A uma altura do texto, Said escreve que "Dizer que alguém estuda ou leciona é dizer que tem a ver com a mente, com valores intelectuais e morais, com um determinado processo de investigação, discussão e troca, atividades habitualmente não muito praticadas fora da academia".
Eu acho que esse trecho, mesmo assim deslocado, desapertado do inteiro do texto do Said, responde um pouco do que acho que deveria ser a academia.
_______________

Lendo-o pela terceira vez (e não vou ficar colocando passagens do texto aqui para não ficar algo muito acadêmico ou mesmo enfadonho), fiz muitas viagens pensando em outros textos. Lembrei-me de Clifford Gertz em Interpretações da Cultura, no texto Rinha de galos em Bali. Eu o havia lido e, recentemente, alguém o comentou ligeiramente e me fez rememorá-lo. Gertz diz em seu texto da dificuldade de colher depoimentos das pessoas envolvidas na rinha e que só os conseguiu quando a polícia chegou na área, todos correram e ele, por medo ou por intuição, correu junto. Daí, na próxima investida, o estudioso ouviu: "Vamos falar, pois você é um dos nossos".
Essa passagem do Gertz rememorada um santinho antes de meu contato com esse texto do Said me fez pensar em como o ambiente acadêmico é representado no imaginário de pessoas que não o freqüentam e até mesmo de nós que o freqüentamos.
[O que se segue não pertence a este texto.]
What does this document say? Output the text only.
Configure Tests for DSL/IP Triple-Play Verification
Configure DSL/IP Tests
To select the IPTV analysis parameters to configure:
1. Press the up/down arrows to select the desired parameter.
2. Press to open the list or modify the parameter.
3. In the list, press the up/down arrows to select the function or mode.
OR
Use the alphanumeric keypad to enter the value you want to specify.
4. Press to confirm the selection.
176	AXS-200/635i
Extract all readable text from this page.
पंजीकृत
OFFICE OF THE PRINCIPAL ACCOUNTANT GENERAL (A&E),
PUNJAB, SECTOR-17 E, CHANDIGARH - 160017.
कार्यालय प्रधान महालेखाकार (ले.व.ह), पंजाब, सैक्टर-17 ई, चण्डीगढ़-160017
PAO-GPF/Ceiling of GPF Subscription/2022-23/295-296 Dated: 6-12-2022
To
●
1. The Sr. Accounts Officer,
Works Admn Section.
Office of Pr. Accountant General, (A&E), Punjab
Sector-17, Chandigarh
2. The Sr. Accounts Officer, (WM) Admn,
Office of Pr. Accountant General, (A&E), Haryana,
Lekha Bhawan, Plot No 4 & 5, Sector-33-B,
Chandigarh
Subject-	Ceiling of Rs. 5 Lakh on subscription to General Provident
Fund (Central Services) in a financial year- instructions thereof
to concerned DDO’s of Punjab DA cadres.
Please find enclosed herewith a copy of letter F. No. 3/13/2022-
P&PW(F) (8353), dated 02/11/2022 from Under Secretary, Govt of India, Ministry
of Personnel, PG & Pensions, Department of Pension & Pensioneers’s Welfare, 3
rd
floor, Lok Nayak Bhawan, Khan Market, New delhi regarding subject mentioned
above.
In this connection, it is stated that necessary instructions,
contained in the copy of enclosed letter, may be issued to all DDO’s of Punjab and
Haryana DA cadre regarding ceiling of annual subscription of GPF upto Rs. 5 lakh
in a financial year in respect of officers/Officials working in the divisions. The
Mais adiante, vejo escrito no texto de Said, esse fragmento: "Nenhum de nós pode negar o sentimento de privilégio levado para dentro do santuário acadêmico". Antes de falar sobre a questão do privilégio, me fez dar outra viajada a expressão santuário acadêmico. Viajei para o texto de Virginia Woolf: Um teto todo seu.
Lembrei-me da descrição irônica, irresistível do começo de seu texto. Virginia conta-nos de sua primeira inspiração (na verdade de como a sua primeira idéia fora cortada) para escrever a palestra que irá proferir sobre "A mulher e a ficção". Ela está tentando explicar como deveria construir um argumento para desenvolver a idéia de que a mulher, para escrever ficção, precisa ter dinheiro e um teto todo dela.
Virginia é acometida pelo "puxão"da idéia nascendo, à beira do rio (por esse motivo ela vai usar a metáfora do peixe pequeno para a idéia nascendo ainda). Assim que sente a inspiração para o desenrolar das idéias nascer, ela se levanta e se põe a caminhar. Logo, vê-se na grama, andando para um lado e para o outro. E, sente o primeiro embargo: Um bedel a interrompe. Ali só pode estar Estudantes. O lugar dela é no cascalho.
Ok. Ela acha que andar na grama é mais confortável que andar no cascalho, mas continua a andar, no cascalho e põe-se a pensar mais e mais porque perdera o fio da meada, ou como a mesma diz, perdera o seu peixinho (pois Virginia usa a metáfora do peixe pequeno para a primeira idéia nascente).
Lembra-se de referências bibliográfica e, lembra-se, de que pode consultá-las na biblioteca da Universidade de Oxbridge. Santuário que guarda tesouros como os que agora aparecem em seu pensamento.
Sobre as escadas, envolta em pensamentos mil que vai nos citando… Até que, pela segunda vez, é barrada. Agora, ouve que as damas só eram admitidas na biblioteca da faculdade acompanhadas por um Fellow (estudantes que tinham privilégios, que já haviam terminado os cursos, mas tinham ligação com a instituição, tipo pós-graduados) da faculdade ou providas de uma carta de apresentação.
Virginia se afasta, dessa vez possessa. Pensa em o que fará para o resto do dia. E a uma certa altura, encosta-se a um muro, de onde enxerga a universidade e nos diz: "Quando me encostei no muro, a universidade pareceu-me de fato um santuário onde se preservavam tipos raros, que logo se tornariam obsoletos se deixados a lutar pela existência nas calçadas do Strand".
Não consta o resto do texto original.